The Yomiuri Shimbun
It is an enigmatic keepsake from former Prime Minister Naoto Kan.
Kan told former Education, Culture, Sports, Science and Technology Minister Yoshiaki Takaki on Aug. 29, shortly before his resignation as prime minister, to resume screening procedures to include pro-Pyongyang high schools in the government's tuition waiver program.
The screening procedures were suspended in the wake of North Korea's artillery shelling of a South Korean island last November. The former prime minister's administration said the situation on the Korean Peninsula was considered to have returned to conditions prior to the shelling, but we would like to ask if there are any grounds for that.
It is true that talks between North and South Korean senior officials were held in July for the first time in two years and seven months. U.S.-North Korean talks also took place in the same month.
However, the former administration did not explain in detail its assessment of the situation on the Korean Peninsula. It is still very difficult to understand why screening procedures would be resumed on what looked like last-minute instructions from the outgoing prime minister.
New govt should explain
In the last Diet session, Kan was grilled over suspicious donations by his political funds management organization to a civic group closely connected with a relative of a suspect in the abduction of Japanese citizens to North Korea.
It is a matter of course that the main opposition Liberal Democratic Party, which has raised concerns about Kan's abrupt instruction regarding pro-Pyongyang high schools, is demanding the new administration rescind the instruction.
Prime Minister Yoshihiko Noda and education minister Masaharu Nakagawa, however, have indicated they will carry on with the former prime minister's directive.
The two said in their inauguration speeches that Kan seemed to have made the judgment based on such factors as the resumption of talks between North and South Korea.
However, we think the current Cabinet cannot obtain public understanding for resumption of the procedures unless it makes a clear explanation based on its own assessment.
The screening will take two months. If they are deemed eligible for the government's tuition waiver program, 10 pro-Pyongyang high schools around the country will receive schooling assistance grants totaling at least 200 million yen from the government to compensate them for tuition.
Since the screening procedures have already started, the education ministry must scrutinize whether the schools' accounts are transparent.
The pro-Pyongyang schools are closely linked with the General Association of Korean Residents in Japan (Chongryon), which is under North Korea's influence. We are afraid the grants might be used for purposes other than waiving tuition.

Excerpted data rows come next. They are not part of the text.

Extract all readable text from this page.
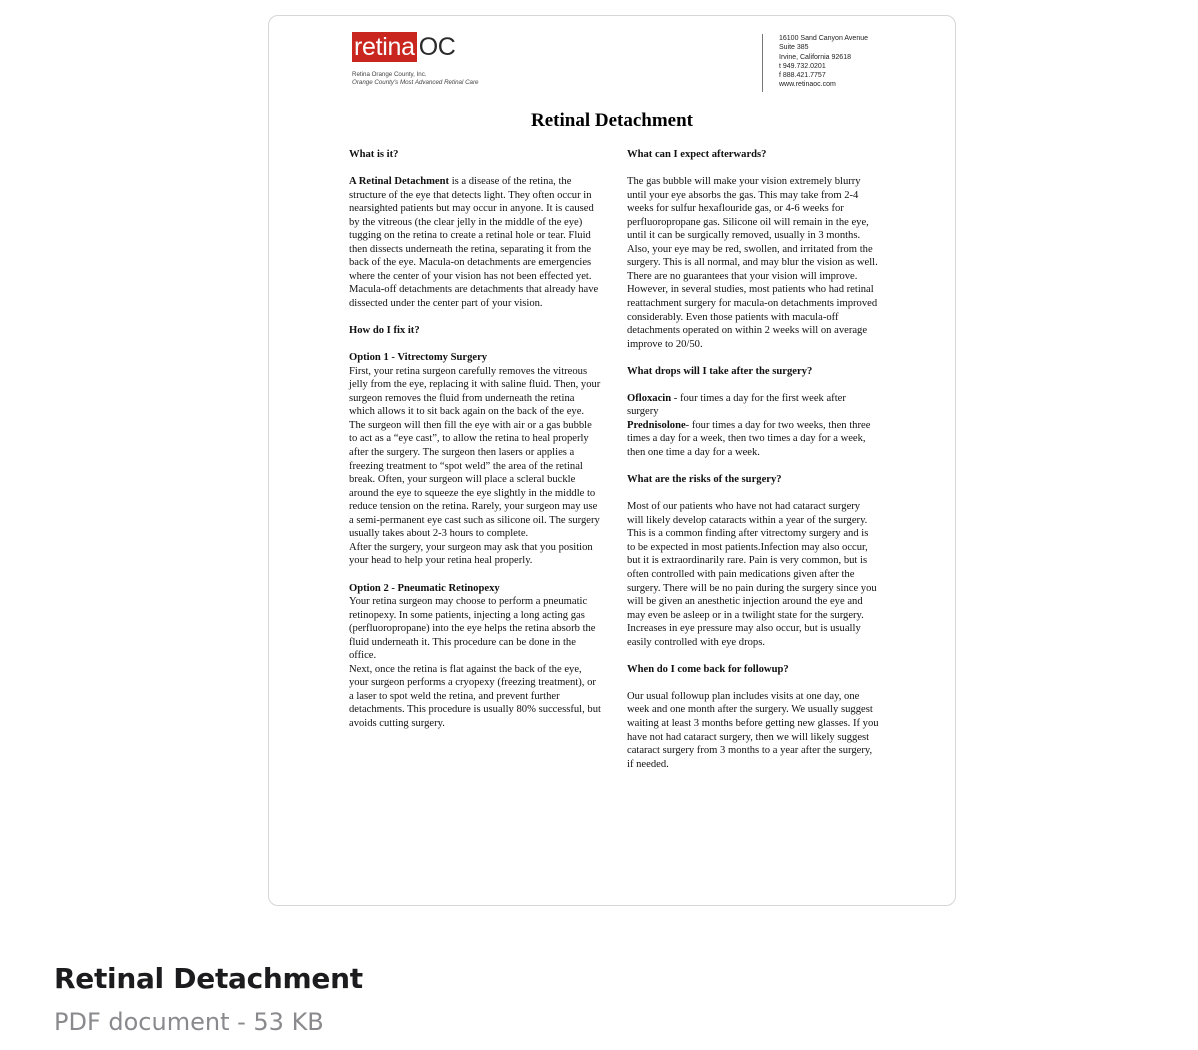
retina OC
Retina Orange County, Inc.
Orange County's Most Advanced Retinal Care
16100 Sand Canyon Avenue
Suite 385
Irvine, California 92618
t 949.732.0201
f 888.421.7757
www.retinaoc.com
Retinal Detachment

What is it?

A Retinal Detachment is a disease of the retina, the structure of the eye that detects light. They often occur in nearsighted patients but may occur in anyone. It is caused by the vitreous (the clear jelly in the middle of the eye) tugging on the retina to create a retinal hole or tear. Fluid then dissects underneath the retina, separating it from the back of the eye. Macula-on detachments are emergencies where the center of your vision has not been effected yet. Macula-off detachments are detachments that already have dissected under the center part of your vision.

How do I fix it?

Option 1 - Vitrectomy Surgery
First, your retina surgeon carefully removes the vitreous jelly from the eye, replacing it with saline fluid. Then, your surgeon removes the fluid from underneath the retina which allows it to sit back again on the back of the eye. The surgeon will then fill the eye with air or a gas bubble to act as a “eye cast”, to allow the retina to heal properly after the surgery. The surgeon then lasers or applies a freezing treatment to “spot weld” the area of the retinal break. Often, your surgeon will place a scleral buckle around the eye to squeeze the eye slightly in the middle to reduce tension on the retina. Rarely, your surgeon may use a semi-permanent eye cast such as silicone oil. The surgery usually takes about 2-3 hours to complete.
After the surgery, your surgeon may ask that you position your head to help your retina heal properly.

Option 2 - Pneumatic Retinopexy
Your retina surgeon may choose to perform a pneumatic retinopexy. In some patients, injecting a long acting gas (perfluoropropane) into the eye helps the retina absorb the fluid underneath it. This procedure can be done in the office.
Next, once the retina is flat against the back of the eye, your surgeon performs a cryopexy (freezing treatment), or a laser to spot weld the retina, and prevent further detachments. This procedure is usually 80% successful, but avoids cutting surgery.

What can I expect afterwards?

The gas bubble will make your vision extremely blurry until your eye absorbs the gas. This may take from 2-4 weeks for sulfur hexaflouride gas, or 4-6 weeks for perfluoropropane gas. Silicone oil will remain in the eye, until it can be surgically removed, usually in 3 months. Also, your eye may be red, swollen, and irritated from the surgery. This is all normal, and may blur the vision as well. There are no guarantees that your vision will improve. However, in several studies, most patients who had retinal reattachment surgery for macula-on detachments improved considerably. Even those patients with macula-off detachments operated on within 2 weeks will on average improve to 20/50.

What drops will I take after the surgery?

Ofloxacin - four times a day for the first week after surgery
Prednisolone- four times a day for two weeks, then three times a day for a week, then two times a day for a week, then one time a day for a week.

What are the risks of the surgery?

Most of our patients who have not had cataract surgery will likely develop cataracts within a year of the surgery. This is a common finding after vitrectomy surgery and is to be expected in most patients.Infection may also occur, but it is extraordinarily rare. Pain is very common, but is often controlled with pain medications given after the surgery. There will be no pain during the surgery since you will be given an anesthetic injection around the eye and may even be asleep or in a twilight state for the surgery. Increases in eye pressure may also occur, but is usually easily controlled with eye drops.

When do I come back for followup?

Our usual followup plan includes visits at one day, one week and one month after the surgery. We usually suggest waiting at least 3 months before getting new glasses. If you have not had cataract surgery, then we will likely suggest cataract surgery from 3 months to a year after the surgery, if needed.

Retinal Detachment
PDF document - 53 KB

The education ministry is said to check documents submitted to it by the schools, but if necessary, the ministry should send officials to the schools and seek direct explanations from their administrators.
Program needs review
Some observers say students at pro-Pyongyang schools may have been taught untruths about the abduction of Japanese nationals by North Korea and other issues.
According to screening standards set by the education ministry, if problems are found in the curriculum or other elements of a school, the education minister can inform its administrator about them as points of concern. If any problem is found during the screening procedures, the education minister should strongly urge school officials to improve it voluntarily.
Reviewing the government's high school tuition waiver program, which has been advocated by the Democratic Party of Japan-led governments, is also a pressing issue.
A joint agreement reached by the DPJ, the LDP and New Komeito includes a clause that they would discuss necessary reviews of what form the waiver program should take from next fiscal year.
We hope the new administration will study the effects of the program thoroughly, considering the nation's difficult fiscal condition.